Thursday, July 5, 2007

Moxie, Best practice and the Greek cell-hack

IEEE's Spectrum has a very good article in this month's edition that is worth taking the time to read. The article discusses the 2004-2005 hacking of Vodaphone. During the intrusion, the attackers were able to intercept the cellular phone calls of a number of people in Greece. People like the Greek Prime Minister (how do you say "ouch" in Greek?) and senior government officials .

From the article (emphasis mine):

[W]e can only speculate about various approaches that the intruders may have followed to carry out their attack. That's because key material has been lost or was never collected. For instance, in July 2005, while the investigation was taking place, Vodafone upgraded two of the three servers used for accessing the exchange management system. This upgrade wiped out the access logs and, contrary to company policy, no backups were retained. Some time later a six‑month retention period for visitor sign-in books lapsed, and Vodafone destroyed the books corresponding to the period where the rogue software was modified. . .

[D]ue to a paucity of storage space in the exchange's management systems, the logs were retained for only five days, because Vodafone considers billing data, which competes for the same space, a lot more important. Most crucially, Vodafone's deactivation of the rogue software on 7 March 2005 almost certainly alerted the conspirators, giving them a chance to switch off the shadow phones. As a result investigators missed the opportunity of triangulating the location of the shadow phones and catching the perpetrators in the act.

The all to frequent reaction of system administrators and managers to pull the plug on intruders.

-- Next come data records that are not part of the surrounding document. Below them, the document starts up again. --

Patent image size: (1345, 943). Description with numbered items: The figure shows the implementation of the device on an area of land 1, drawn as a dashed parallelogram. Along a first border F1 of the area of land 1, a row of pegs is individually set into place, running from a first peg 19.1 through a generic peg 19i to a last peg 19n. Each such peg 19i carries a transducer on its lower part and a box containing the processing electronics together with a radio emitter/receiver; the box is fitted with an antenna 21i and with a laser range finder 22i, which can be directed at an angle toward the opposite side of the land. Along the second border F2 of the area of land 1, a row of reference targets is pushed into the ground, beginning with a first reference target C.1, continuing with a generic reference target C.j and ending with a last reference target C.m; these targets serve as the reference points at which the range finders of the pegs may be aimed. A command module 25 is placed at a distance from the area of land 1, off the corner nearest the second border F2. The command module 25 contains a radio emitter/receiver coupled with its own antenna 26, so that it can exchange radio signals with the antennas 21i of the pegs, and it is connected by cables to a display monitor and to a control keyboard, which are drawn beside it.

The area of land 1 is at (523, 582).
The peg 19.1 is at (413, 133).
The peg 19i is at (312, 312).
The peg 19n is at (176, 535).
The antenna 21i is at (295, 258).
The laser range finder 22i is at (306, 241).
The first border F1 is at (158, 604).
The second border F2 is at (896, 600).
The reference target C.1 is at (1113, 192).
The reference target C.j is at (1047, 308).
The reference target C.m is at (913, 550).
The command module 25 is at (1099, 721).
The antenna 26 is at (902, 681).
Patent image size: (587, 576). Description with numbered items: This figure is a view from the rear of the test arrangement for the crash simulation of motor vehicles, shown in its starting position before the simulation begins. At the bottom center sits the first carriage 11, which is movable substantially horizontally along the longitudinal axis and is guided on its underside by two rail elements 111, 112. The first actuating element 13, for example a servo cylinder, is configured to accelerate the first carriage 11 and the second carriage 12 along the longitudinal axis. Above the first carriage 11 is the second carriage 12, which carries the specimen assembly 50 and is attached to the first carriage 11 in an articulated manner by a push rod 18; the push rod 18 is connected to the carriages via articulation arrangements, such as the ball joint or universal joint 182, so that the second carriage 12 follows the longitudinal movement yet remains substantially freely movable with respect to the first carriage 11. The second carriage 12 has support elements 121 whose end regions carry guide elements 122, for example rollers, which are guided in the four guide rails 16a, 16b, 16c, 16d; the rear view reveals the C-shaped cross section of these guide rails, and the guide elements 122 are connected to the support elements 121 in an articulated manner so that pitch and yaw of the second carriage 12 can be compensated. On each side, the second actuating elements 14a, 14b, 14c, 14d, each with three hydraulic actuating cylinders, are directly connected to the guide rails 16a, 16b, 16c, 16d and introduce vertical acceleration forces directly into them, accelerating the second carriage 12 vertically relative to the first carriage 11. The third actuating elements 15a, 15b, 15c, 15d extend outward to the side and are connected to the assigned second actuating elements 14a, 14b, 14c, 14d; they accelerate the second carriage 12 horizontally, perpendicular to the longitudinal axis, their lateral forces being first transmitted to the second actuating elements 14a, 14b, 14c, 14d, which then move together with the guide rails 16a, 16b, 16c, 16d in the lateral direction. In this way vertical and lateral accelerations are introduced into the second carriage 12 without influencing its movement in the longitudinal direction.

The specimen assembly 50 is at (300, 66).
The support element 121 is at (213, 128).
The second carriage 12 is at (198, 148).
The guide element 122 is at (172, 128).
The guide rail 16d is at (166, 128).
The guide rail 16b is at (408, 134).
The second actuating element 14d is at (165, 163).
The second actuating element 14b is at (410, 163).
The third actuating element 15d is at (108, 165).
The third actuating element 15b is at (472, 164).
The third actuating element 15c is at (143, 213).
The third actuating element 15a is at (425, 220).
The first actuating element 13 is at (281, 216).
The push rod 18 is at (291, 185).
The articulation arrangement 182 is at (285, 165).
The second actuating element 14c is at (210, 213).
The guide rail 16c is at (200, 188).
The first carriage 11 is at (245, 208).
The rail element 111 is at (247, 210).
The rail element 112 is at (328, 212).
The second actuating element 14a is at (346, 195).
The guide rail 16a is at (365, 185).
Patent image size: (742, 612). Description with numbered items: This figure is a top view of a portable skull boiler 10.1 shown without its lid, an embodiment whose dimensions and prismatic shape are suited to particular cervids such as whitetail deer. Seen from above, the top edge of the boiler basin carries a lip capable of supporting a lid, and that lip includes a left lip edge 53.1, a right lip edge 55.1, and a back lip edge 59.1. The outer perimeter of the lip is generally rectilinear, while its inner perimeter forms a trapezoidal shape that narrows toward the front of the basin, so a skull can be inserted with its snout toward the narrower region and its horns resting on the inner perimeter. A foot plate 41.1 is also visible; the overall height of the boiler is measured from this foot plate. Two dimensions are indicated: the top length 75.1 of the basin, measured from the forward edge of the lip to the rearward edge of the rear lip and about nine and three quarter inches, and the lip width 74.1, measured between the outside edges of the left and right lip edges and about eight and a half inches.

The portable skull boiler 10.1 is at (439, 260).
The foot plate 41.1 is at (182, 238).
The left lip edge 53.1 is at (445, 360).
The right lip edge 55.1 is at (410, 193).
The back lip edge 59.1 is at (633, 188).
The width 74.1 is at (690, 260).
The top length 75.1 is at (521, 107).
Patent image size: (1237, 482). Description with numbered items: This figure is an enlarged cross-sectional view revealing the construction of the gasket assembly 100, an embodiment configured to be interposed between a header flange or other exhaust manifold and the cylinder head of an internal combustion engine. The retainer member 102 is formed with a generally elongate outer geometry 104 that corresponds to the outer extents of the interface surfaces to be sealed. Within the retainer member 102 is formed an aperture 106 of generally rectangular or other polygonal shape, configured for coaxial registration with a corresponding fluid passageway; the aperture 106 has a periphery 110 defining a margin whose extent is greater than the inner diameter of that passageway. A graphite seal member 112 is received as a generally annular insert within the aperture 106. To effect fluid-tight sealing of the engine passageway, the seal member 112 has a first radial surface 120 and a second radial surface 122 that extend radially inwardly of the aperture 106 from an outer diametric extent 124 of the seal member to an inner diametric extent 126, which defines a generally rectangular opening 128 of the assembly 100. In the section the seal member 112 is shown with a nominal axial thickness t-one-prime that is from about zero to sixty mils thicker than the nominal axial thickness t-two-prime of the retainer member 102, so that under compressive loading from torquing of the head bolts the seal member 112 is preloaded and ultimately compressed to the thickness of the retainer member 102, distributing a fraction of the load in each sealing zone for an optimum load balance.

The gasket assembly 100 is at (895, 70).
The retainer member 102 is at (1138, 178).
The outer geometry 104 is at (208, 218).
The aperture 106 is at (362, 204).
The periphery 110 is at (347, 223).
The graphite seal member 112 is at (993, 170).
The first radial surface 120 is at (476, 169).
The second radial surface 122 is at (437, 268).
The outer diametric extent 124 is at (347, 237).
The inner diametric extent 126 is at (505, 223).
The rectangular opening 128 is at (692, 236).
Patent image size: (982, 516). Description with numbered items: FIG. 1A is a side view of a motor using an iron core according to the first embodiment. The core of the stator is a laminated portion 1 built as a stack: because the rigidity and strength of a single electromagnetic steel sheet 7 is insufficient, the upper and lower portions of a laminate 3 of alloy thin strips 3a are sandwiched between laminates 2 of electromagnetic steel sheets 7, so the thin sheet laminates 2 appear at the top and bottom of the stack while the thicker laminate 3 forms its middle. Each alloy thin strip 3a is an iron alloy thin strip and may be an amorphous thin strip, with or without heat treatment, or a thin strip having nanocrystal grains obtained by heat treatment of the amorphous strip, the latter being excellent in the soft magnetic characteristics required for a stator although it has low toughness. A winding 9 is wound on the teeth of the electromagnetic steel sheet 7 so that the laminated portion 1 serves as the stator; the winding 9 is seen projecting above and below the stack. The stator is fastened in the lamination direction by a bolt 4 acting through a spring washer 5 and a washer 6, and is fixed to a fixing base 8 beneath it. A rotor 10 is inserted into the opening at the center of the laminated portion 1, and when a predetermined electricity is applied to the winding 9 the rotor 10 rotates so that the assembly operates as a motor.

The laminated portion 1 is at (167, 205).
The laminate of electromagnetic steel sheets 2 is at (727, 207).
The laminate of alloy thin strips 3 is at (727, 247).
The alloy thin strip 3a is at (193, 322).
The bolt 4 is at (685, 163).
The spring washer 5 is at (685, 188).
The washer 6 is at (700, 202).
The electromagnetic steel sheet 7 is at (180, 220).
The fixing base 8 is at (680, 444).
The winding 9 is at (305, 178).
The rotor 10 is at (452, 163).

Now I'll grant you that I am drastically oversimplifying the matter - I'm sure that having your government's head of state, Naval general staff and others played a significant role in the decision, but this response is not containment - it's often a knee jerk reaction to perceived liability. If a hacker has been in your system for a month, a week, or a year, is watching him for a day or two so you can determine the extentent of the penetration a bad idea? If you were investigating this incident, would you rather have a couple of days where the hackers were inside your system where you could track (and possibly identify them) or would you rather just close the door before you had figured out how they got in in the first place?

It is like being asked to choose between gathering volatile data while a system is still running and yanking the cord out of the wall - I'd choose the former every time. In an intrusion case, I'd argue that not gathering volatile data is tantamount to malpractice; and if presented with the opportunity to determine the full extent of an intrusion, you ought to take the opportunity, or you risk the same argument being applied to your actions.

Best practice in intrusions is to contain the intrusion so that the attacker is isolated, but allowed to continue to access the systems that he's accessing. If there are data that you can not allow out (classified or personally identifying information come to mind), part of the containment strategy should be to come up with either bogus data or a reason why the data can no longer be reached (i.e. "The server crashed, but we're working on it."). There are going to be cases where this will not be realistic, but it should be the starting point for any intrusion investigation. You will learn a lot more, a lot faster this way. This more moxie than just cutting the attacker off, but in the long run it is better for the investigation and ultimately for the victim to know all that there is to know about the intrusion by observing a "live patient" than would ever be discovered through an autopsy of a dead one.